BEING REQUIRED EMPLOYEE
A workplace is looking for an employee. They put up an ad in the windows of the office on the ground floor of the building. “Looking for an employee: We are looking for an employee that can write typewriters and use computers and know a language other than their native language. Please do not hesitate to apply for: We have equal opportunities for all of us.”
A dog that sees the ad enter through the opening door watching for someone going out. When the lady in the reception comes up to take the dog out, the dog goes under the ad and shakes his head, making a slight noise in the sense of “I want it.” The receptionist, who understands that the dog wants to apply for work, takes the dog to the human resources manager’s room after her astonishment has passed. The dog enters and sits leaping into the guest chair in the manager room. As if he wants to tell the manager that he has come to apply for the job, he points to ad in the glass with his head.

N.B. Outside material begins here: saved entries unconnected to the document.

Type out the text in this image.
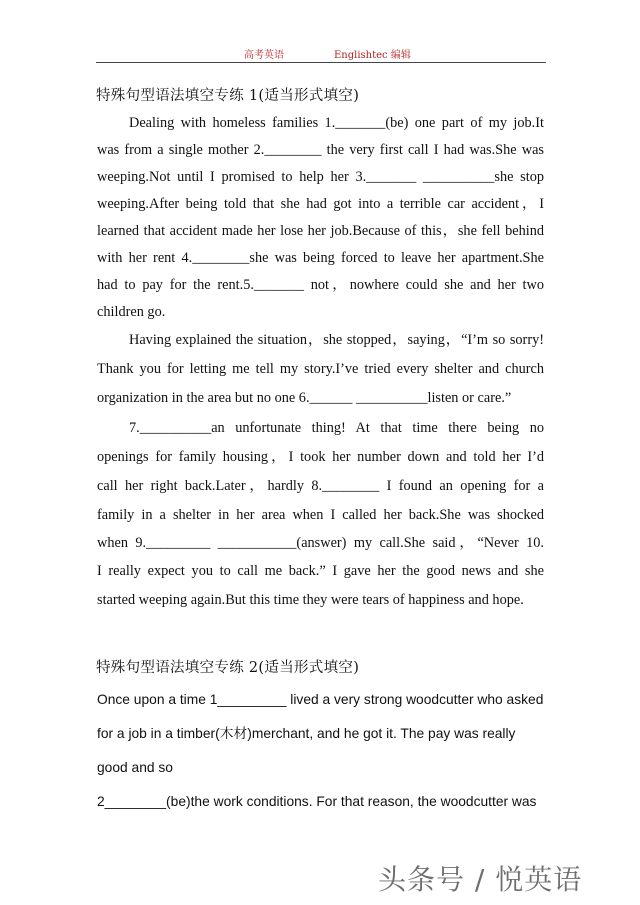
高考英语	Englishtec 编辑
特殊句型语法填空专练 1(适当形式填空)
Dealing with homeless families 1._______(be) one part of my job.It
was from a single mother 2.________ the very first call I had was.She was
weeping.Not until I promised to help her 3._______ __________she stop
weeping.After being told that she had got into a terrible car accident，I
learned that accident made her lose her job.Because of this，she fell behind
with her rent 4.________she was being forced to leave her apartment.She
had to pay for the rent.5._______ not，nowhere could she and her two
children go.
Having explained the situation，she stopped，saying，“I’m so sorry!
Thank you for letting me tell my story.I’ve tried every shelter and church
organization in the area but no one 6.______ __________listen or care.”
7.__________an unfortunate thing! At that time there being no
openings for family housing，I took her number down and told her I’d
call her right back.Later，hardly 8.________ I found an opening for a
family in a shelter in her area when I called her back.She was shocked
when 9._________ ___________(answer) my call.She said，“Never 10.
I really expect you to call me back.” I gave her the good news and she
started weeping again.But this time they were tears of happiness and hope.
特殊句型语法填空专练 2(适当形式填空)
Once upon a time 1_________ lived a very strong woodcutter who asked
for a job in a timber(木材)merchant, and he got it. The pay was really
good and so
2________(be)the work conditions. For that reason, the woodcutter was
头条号 / 悦英语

The manager swallows his tongue almost in amazement. In a sympathetic tone: “You look great, but we can’t hire you. We need an employee who can use typewriters.” he says.
The dog jumps from the chair to the typewriter on the table there and by writing a fool-proof job application brings it to the manager. The manager is surprised, but pull himself together and says his second excuse: “Yes, but we’re also looking for someone who can use good computers.”
The dog jumps from the chair, opens the computer on the table, connects to the internet, enters the data bank of the competitor’s database, downloads the important data files to the computer and prints them. Then he sits down again. The manager is amazed that a dog can do these things. This time he produces an excuse “Yes, I see that you are very clever and very talented, however you are a dog.”
The dog jumps down again and goes to the bottom of the job announcement and points the expression “Don’t hesitate to apply: our institution has equal opportunities for all.” with his front paw.
The manager plays his ace in the hole and he says: “Yes, but the announcement states that the applicant must know another language besides the mother tongue.”
The dog is calmly returning to the manager and the answer is: “Miyavvv …”
Decide your competence yourself before others. In the face of someone who is self-educated, there is a point where excuses will be exhausted.